Hasan Sabbah da tıpkı o kartal gibi yaptı. Adamlarını toplayacağı, okutacağı, örgütleyeceği bir yer bulmak için bütün İran'ı dolaştı. Semerkant olayından sonra büyük kentleri zapt etmenin hayal olduğunu, Selçuklular ile anında çatışmaya girmek zorunda kalacağını, bunun da İmparatorluğun lehine olacağını anlamıştı. Ona gereken başka bir yerdi, girilmez, alınmaz, ulaşılmaz, dağlık bir sığınak!
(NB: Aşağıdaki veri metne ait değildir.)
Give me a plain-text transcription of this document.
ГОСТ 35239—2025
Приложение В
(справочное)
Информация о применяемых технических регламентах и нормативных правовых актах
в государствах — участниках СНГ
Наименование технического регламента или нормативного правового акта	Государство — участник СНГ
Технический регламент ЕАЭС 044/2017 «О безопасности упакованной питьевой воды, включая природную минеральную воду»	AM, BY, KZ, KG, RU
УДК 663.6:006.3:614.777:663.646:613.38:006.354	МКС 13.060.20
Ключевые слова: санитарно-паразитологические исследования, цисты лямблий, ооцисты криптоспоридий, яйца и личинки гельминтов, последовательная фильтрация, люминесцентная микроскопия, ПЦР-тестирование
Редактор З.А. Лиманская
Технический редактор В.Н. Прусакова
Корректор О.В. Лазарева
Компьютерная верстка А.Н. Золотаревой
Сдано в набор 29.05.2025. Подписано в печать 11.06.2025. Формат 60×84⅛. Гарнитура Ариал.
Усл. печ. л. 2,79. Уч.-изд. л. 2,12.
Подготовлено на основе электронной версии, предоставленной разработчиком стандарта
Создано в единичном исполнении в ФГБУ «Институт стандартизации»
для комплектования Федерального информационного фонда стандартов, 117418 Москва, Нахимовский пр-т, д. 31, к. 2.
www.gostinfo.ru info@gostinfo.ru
Daha Alamut'u uzaktan görür görmez, kendi yükselişinin, devletinin doğuşunun gerçekleşeceği yerin ancak burası olacağını anlamıştı. Alamut o sıralarda pek Çok kent gibi, içinde birkaç askerin, birkaç köylünün, bir o kadar da esnafın, aileleri ile birlikte yaşadıkları tahkim edilmiş bir yerdi. Başında, Nizamülmülk'ün atadığı, adı Mehdi Alayit olan bir vali bulunuyordu. Adamın bütün derdi ceviz, üzüm ve nar yetiştirmek ve sulamada kullanacağı suyu bulmaktı.